Griechenlands Parlament hat am Mittwochabend zwei Abkommen zur Festlegung der Ausschließlichen Wirtschaftszonen (AWZ) mit seinen Mittelmeernachbarn Italien und Ägypten mehrheitlich ratifiziert. Dies teilte das Parlamentspräsidium mit. Mit diesen zwei Abkommen erkennen die drei Staaten an, dass die griechischen Inseln einen Festlandsockel und eine Wirtschaftszone haben.

Dies jedoch bestreitet die Türkei. Der Ansicht Ankaras nach haben Inseln – auch große wie Kreta und Rhodos – nur Hoheitsgewässer. Dies hat in den vergangenen Wochen zu einer der gefährlichsten Krisen im Mittelmeer seit Jahrzehnten geführt: Seit Anfang August bewegen sich zahlreiche Schiffe der türkischen Kriegsmarine im östlichen Mittelmeer südlich der griechischen Inseln Rhodos und Kreta und begleiten ein türkisches Forschungsschiff in der umstrittenen Region. Athen setzte seine Flotte in Alarmbereitschaft.

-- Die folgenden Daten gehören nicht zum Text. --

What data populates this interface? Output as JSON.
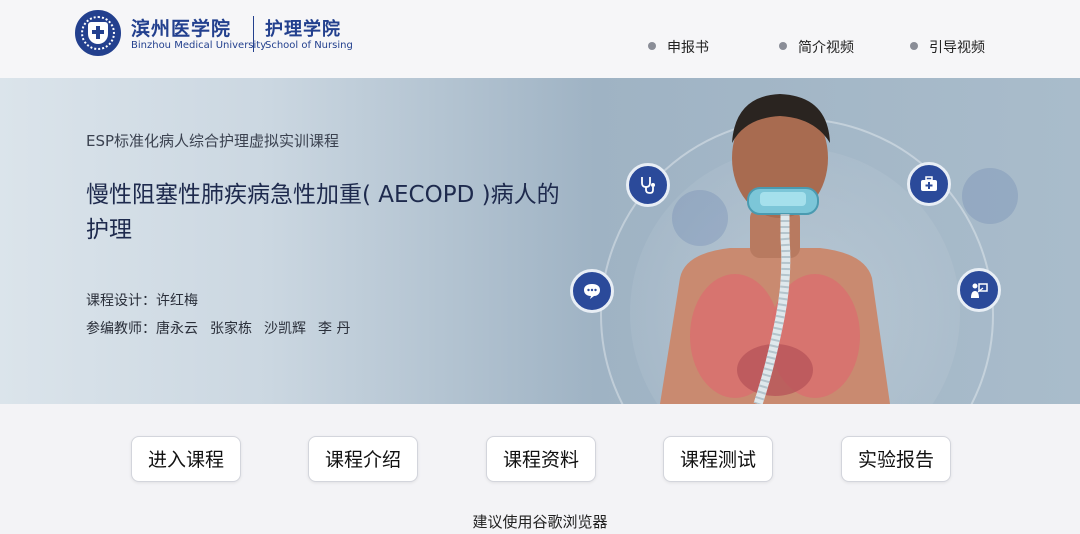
{
  "header": {
    "university_cn": "滨州医学院",
    "university_en": "Binzhou Medical University",
    "school_cn": "护理学院",
    "school_en": "School of Nursing",
    "nav": [
      {
        "label": "申报书"
      },
      {
        "label": "简介视频"
      },
      {
        "label": "引导视频"
      }
    ]
  },
  "banner": {
    "subtitle": "ESP标准化病人综合护理虚拟实训课程",
    "title": "慢性阻塞性肺疾病急性加重( AECOPD )病人的护理",
    "designer_label": "课程设计：",
    "designer": "许红梅",
    "teachers_label": "参编教师：",
    "teachers": [
      "唐永云",
      "张家栋",
      "沙凯辉",
      "李 丹"
    ]
  },
  "buttons": [
    {
      "label": "进入课程"
    },
    {
      "label": "课程介绍"
    },
    {
      "label": "课程资料"
    },
    {
      "label": "课程测试"
    },
    {
      "label": "实验报告"
    }
  ],
  "footer": {
    "browser_tip": "建议使用谷歌浏览器"
  },
  "colors": {
    "brand": "#23408e",
    "icon_bg": "#2b4a9a"
  },
  "icons": [
    "stethoscope-icon",
    "chat-icon",
    "first-aid-kit-icon",
    "presentation-icon"
  ]
}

Die Abkommen zwischen Athen und Rom sowie Athen und Kairo gelten als Reaktionen auf eine ähnliche Zusammenarbeit der Türkei mit Libyen. In dem Abkommen mit Tripolis hatte Ankara Griechenland im November jedes Recht auf eine solche AWZ südlich von Kreta und anderer Inseln abgesprochen, wo reiche Erdgasvorkommen vermutet werden. Die EU verurteilte dies.

Vor allem mit dem Abkommen zwischen Ägypten und Griechenland wird praktisch ein Strich durch die libysch-türkische Zone gezogen. Denn die neue griechisch-ägyptische Zone ist mit ihr größtenteils identisch.